Eastlake, who owns Vintage Berkeley Imports and Solano Cellars, curated a fine festival wine lineup. There are good medium-size wineries that the average music fan has probably heard of: Bonny Doon Vineyard, Iron Horse and Robert Sinskey. And there are even more great small wineries that people should get to know: A Donkey and Goat, Bedrock Wine Co., Copain, Peay.
"If you go to most music festivals, the food sucks, and there's no consideration given to the alcohol," Eastlake said. "But what is San Francisco known for? The beauty of doing this festival in San Francisco is, every one of my friends is really into Phoenix (the French band, left, not the city), and these are people who go to Nopa twice a week."
Eastlake said that the wine has gone in the opposite direction from the music this year, as he has added comparatively big names like Hess Collection and Murphy-Goode for the first time.
He tried to go bigger; he got Bedrock's Morgan Peterson-Twain, but Morgan's dad passed. That's why there's no Constellation or Bronco or Gallo or Wine Group wines -- it's not because Eastlake didn't ask.
"To me, Ravenswood would be a great known winery to have. They wouldn't do it," Eastlake said. "I want to incorporate some of these bigger wineries because it could be a powerful marketing tool for them. It baffles me. Why would you not want to pour wine for 5000 people on a Sunday afternoon?"

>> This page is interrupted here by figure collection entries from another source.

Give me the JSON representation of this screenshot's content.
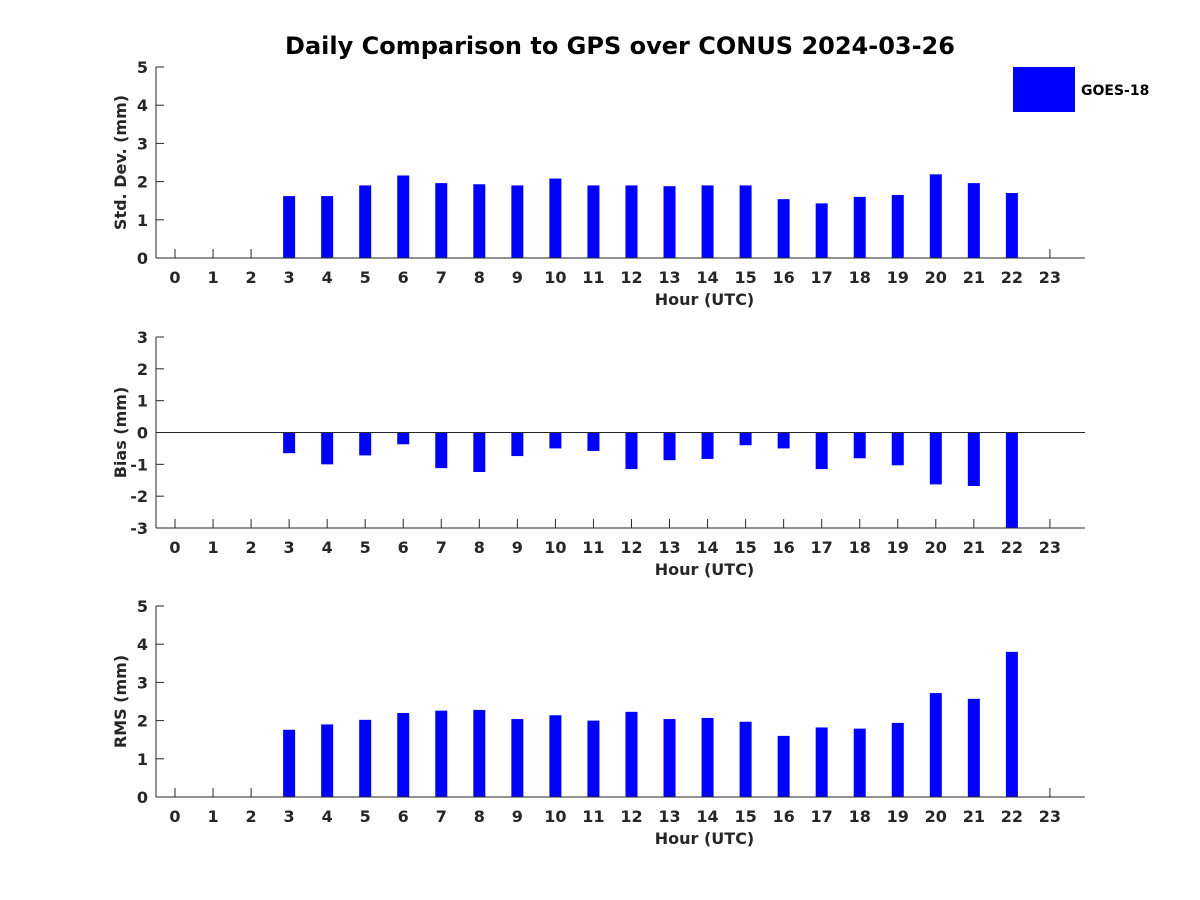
{
  "title": "Daily Comparison to GPS over CONUS 2024-03-26",
  "legend": {
    "label": "GOES-18",
    "color": "#0000ff",
    "position": "top-right"
  },
  "chart_data": [
    {
      "type": "bar",
      "xlabel": "Hour (UTC)",
      "ylabel": "Std. Dev. (mm)",
      "ylim": [
        0,
        5
      ],
      "yticks": [
        0,
        1,
        2,
        3,
        4,
        5
      ],
      "categories": [
        "0",
        "1",
        "2",
        "3",
        "4",
        "5",
        "6",
        "7",
        "8",
        "9",
        "10",
        "11",
        "12",
        "13",
        "14",
        "15",
        "16",
        "17",
        "18",
        "19",
        "20",
        "21",
        "22",
        "23"
      ],
      "series": [
        {
          "name": "GOES-18",
          "values": [
            null,
            null,
            null,
            1.62,
            1.62,
            1.9,
            2.16,
            1.96,
            1.93,
            1.9,
            2.08,
            1.9,
            1.9,
            1.88,
            1.9,
            1.9,
            1.54,
            1.43,
            1.6,
            1.65,
            2.19,
            1.96,
            1.7,
            null
          ]
        }
      ]
    },
    {
      "type": "bar",
      "xlabel": "Hour (UTC)",
      "ylabel": "Bias (mm)",
      "ylim": [
        -3,
        3
      ],
      "yticks": [
        -3,
        -2,
        -1,
        0,
        1,
        2,
        3
      ],
      "categories": [
        "0",
        "1",
        "2",
        "3",
        "4",
        "5",
        "6",
        "7",
        "8",
        "9",
        "10",
        "11",
        "12",
        "13",
        "14",
        "15",
        "16",
        "17",
        "18",
        "19",
        "20",
        "21",
        "22",
        "23"
      ],
      "series": [
        {
          "name": "GOES-18",
          "values": [
            null,
            null,
            null,
            -0.65,
            -1.0,
            -0.72,
            -0.37,
            -1.12,
            -1.24,
            -0.74,
            -0.5,
            -0.58,
            -1.15,
            -0.87,
            -0.83,
            -0.4,
            -0.5,
            -1.15,
            -0.81,
            -1.03,
            -1.63,
            -1.68,
            -3.0,
            null
          ]
        }
      ]
    },
    {
      "type": "bar",
      "xlabel": "Hour (UTC)",
      "ylabel": "RMS (mm)",
      "ylim": [
        0,
        5
      ],
      "yticks": [
        0,
        1,
        2,
        3,
        4,
        5
      ],
      "categories": [
        "0",
        "1",
        "2",
        "3",
        "4",
        "5",
        "6",
        "7",
        "8",
        "9",
        "10",
        "11",
        "12",
        "13",
        "14",
        "15",
        "16",
        "17",
        "18",
        "19",
        "20",
        "21",
        "22",
        "23"
      ],
      "series": [
        {
          "name": "GOES-18",
          "values": [
            null,
            null,
            null,
            1.76,
            1.9,
            2.02,
            2.2,
            2.26,
            2.28,
            2.04,
            2.14,
            2.0,
            2.23,
            2.04,
            2.07,
            1.97,
            1.6,
            1.82,
            1.79,
            1.94,
            2.72,
            2.57,
            3.8,
            null
          ]
        }
      ]
    }
  ]
}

The wines range from $8 to $20 for a 4-ounce pour. Two years ago, Silver Oak participated at $20 a glass and sold out. "People would walk up and say, 'I'll take four glasses'," Eastlake said.
But Eastlake's joy isn't in selling people what they know. He'd prefer for Tokyo Police Club fans to discover that they have an affinity for Peay Syrah.
"Some of these Peay wines, they cost $30 wholesale. To get a glass of that for $12 or $14 is a wonderful thing," Eastlake said.
I agree -- but there's that pesky $75 ticket fee. I'll be curious to see if the new emphasis on great food and wine saves the festival, or if Outside Lands folds its tent after this one. If so, at least it should have a good-tasting finish.